For months, Fed officials have been saying they were in no danger of
running out of ammunition. The Fed could buy longer-term Treasuries,
they said, even if it had not done so for decades.
Until this week, the markets seemed to view such talk as an academic
exercise of little interest to traders. But the Fed's statement when it
left rates unchanged on Tuesday decoupled the issues of economic growth
and inflation, and reassured investors that rates will stay low even if
the economy does better. "They basically made clear they are not
tightening for a long time," said William C. Dudley, chief United States
economist at Goldman, Sachs.
The impact on expectations was drastic, and can be seen in the
eurodollar futures market. That market lets you bet on where short-term
interest rates will be in the future. And traders are now betting that
rates will rise far more slowly than they had expected. The market
expectation for short-term rates in June 2006 is now 3.695 percent, down
half a percentage point since the Fed acted.

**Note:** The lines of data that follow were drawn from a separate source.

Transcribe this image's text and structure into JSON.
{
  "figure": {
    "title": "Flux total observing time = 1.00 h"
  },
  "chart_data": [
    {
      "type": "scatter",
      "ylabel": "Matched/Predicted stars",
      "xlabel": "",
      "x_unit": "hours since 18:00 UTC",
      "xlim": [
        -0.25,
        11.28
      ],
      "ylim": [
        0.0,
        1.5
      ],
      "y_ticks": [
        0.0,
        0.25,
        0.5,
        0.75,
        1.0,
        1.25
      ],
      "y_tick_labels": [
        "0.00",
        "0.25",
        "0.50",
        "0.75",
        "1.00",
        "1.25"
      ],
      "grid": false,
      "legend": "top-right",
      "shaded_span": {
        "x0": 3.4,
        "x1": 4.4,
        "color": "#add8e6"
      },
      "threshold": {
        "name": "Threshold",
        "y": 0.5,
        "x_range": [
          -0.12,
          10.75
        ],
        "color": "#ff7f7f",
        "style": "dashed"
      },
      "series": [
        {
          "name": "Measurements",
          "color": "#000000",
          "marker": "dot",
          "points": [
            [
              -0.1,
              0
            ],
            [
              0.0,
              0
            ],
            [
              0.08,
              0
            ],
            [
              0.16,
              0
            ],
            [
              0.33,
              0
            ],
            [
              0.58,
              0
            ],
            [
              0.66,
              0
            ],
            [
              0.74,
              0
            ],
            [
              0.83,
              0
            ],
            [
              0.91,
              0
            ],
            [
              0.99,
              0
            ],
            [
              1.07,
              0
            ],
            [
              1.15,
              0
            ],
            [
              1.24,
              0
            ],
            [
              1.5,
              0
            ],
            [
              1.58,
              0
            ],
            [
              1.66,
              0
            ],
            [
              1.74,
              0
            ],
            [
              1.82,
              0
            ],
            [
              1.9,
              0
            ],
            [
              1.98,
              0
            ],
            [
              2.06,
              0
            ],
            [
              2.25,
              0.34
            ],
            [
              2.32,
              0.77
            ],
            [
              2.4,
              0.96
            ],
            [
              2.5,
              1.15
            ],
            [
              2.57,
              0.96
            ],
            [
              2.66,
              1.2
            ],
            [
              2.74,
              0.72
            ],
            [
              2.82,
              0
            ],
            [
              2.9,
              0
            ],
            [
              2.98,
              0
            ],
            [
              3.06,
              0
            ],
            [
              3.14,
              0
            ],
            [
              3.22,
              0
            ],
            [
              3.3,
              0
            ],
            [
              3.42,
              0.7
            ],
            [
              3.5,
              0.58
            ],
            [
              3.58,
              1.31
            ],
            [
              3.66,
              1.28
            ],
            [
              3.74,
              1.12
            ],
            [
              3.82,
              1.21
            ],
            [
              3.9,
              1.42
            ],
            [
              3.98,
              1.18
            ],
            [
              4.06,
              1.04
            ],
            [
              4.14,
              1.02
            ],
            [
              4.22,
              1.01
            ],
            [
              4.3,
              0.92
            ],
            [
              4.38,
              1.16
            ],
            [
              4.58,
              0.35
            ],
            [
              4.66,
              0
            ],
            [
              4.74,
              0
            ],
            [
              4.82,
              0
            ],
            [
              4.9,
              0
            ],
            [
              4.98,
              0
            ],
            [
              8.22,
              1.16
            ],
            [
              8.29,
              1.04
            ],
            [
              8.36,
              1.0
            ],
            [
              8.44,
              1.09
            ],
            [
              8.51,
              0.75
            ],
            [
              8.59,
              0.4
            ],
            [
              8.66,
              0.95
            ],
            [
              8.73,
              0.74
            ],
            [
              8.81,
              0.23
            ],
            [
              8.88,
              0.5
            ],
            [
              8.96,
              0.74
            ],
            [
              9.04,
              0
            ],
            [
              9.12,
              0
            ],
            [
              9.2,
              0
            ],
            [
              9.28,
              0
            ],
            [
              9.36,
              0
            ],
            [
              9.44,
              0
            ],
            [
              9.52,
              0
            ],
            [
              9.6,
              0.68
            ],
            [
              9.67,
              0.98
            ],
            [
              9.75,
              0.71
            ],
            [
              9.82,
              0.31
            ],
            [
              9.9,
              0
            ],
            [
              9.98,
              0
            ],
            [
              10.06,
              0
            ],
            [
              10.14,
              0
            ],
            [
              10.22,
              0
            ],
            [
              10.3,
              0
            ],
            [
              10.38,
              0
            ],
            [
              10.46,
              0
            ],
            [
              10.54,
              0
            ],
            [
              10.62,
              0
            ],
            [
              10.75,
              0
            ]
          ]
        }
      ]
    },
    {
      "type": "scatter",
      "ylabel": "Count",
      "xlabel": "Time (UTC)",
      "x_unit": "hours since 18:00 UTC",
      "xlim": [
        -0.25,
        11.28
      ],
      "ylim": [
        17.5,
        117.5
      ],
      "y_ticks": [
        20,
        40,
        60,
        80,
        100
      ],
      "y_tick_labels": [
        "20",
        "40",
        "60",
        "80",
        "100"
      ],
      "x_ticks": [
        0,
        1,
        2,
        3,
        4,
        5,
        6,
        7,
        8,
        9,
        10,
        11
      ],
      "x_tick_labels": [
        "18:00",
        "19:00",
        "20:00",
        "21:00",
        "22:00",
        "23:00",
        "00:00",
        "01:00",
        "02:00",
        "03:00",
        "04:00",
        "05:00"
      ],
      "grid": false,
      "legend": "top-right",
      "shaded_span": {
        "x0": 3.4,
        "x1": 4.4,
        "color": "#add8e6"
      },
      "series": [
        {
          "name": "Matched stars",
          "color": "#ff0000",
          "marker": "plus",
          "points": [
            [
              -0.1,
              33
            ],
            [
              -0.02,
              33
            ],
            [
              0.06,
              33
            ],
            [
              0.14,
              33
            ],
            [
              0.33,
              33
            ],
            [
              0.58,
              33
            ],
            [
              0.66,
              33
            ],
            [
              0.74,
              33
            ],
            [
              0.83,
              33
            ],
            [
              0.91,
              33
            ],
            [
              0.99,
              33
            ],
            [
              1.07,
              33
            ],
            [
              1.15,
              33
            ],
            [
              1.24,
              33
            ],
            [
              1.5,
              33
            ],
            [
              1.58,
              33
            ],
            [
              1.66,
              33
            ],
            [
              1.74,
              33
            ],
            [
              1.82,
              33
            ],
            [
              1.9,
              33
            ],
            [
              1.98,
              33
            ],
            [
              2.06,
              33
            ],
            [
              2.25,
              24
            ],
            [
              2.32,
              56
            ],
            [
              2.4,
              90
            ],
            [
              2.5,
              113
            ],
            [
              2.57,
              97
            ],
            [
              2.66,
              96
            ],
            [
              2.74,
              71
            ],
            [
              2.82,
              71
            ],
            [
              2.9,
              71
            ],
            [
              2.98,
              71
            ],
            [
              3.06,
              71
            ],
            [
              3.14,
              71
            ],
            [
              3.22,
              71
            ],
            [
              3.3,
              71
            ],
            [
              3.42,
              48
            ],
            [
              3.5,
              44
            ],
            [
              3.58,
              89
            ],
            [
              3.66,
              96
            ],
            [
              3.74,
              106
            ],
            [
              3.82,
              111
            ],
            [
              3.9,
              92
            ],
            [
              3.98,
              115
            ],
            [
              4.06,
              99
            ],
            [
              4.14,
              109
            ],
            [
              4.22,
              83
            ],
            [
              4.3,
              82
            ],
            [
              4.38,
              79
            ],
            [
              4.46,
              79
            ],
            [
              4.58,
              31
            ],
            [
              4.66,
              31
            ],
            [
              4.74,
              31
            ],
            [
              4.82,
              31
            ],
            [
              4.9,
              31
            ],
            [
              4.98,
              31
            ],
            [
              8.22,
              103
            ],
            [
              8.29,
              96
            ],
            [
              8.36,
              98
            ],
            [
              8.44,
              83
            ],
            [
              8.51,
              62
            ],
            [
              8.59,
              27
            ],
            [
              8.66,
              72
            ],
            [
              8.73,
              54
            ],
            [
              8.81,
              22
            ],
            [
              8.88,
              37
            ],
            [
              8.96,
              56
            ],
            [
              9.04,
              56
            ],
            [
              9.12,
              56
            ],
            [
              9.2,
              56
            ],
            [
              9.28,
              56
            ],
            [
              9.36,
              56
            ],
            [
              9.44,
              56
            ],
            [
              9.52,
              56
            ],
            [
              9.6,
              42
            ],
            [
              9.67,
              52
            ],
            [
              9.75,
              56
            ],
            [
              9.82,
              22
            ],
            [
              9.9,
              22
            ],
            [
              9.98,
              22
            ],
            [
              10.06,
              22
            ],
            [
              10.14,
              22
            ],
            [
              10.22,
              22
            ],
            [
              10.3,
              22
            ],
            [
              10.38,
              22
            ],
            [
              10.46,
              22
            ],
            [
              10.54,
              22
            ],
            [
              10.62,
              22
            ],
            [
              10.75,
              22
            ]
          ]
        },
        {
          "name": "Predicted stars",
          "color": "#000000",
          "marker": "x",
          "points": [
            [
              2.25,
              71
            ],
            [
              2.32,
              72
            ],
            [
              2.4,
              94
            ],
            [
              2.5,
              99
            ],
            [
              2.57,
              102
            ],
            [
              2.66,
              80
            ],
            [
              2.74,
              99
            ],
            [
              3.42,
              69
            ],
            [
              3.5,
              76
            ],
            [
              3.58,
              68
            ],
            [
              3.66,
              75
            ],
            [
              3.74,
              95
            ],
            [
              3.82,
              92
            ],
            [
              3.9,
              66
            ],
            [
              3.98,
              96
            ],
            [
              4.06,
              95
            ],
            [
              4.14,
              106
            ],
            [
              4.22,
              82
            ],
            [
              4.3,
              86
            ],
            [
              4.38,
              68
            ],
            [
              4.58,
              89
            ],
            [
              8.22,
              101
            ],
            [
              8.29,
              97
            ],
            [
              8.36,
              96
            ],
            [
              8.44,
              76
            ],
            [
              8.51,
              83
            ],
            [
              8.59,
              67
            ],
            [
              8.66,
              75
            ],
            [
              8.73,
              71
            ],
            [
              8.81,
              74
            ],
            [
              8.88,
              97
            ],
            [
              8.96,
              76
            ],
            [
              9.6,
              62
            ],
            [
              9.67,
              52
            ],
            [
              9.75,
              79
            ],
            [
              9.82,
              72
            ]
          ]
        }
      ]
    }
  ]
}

By giving a boost to the bond market while not alarming stock traders,
Mr. Greenspan pulled off a neat trick, even if expectations of sustained
low interest rates also hurt the dollar.
It is the currency markets that may provide the most interesting tales
of intrigue over the next year if world economic growth does not
accelerate. As it is, nearly every country has reason to hope for a
weakening currency, to help its exports compete.
Consider the dollar. Its strength in recent years has come because
foreigners were eager to invest here, and thus redeploy the dollars they
got as we ran huge trade deficits. It stands to reason that if American
investments seem less attractive, foreigners will invest less and the
dollar will decline.
But some central banks, notably in Asia, have no intention of allowing
that to happen. "China likes the current system," Mr. Dudley said. "It
allows them to keep their currency undervalued and people employed. It
is part of a policy of political stability in China." The central bank
in China has been buying dollars at a rapid pace to keep the Chinese
currency from rising against the dollar.
Only the Europeans seem oblivious to what is happening. Even as the
leading European economies teeter near recession, the European Central
Bank is reluctant to lower its interest rates.
That helps the euro, but Europe does not need such help. Robert J.
Barbera, the chief economist of ITG/Hoenig, points out that the latest
data, for March, indicated that the dollar price of American imports
from Europe had risen 6.5 percent over the previous year, while the euro
was up 25 percent against the dollar. The difference is shrinking
margins for European exporters.
A weak world economy means that everyone is fighting for shares of a
too-small pie. The hope is for a growing pie. That is why the Fed's
indication that it will not tighten for a long time is welcome, and why
lower European interest rates are overdue.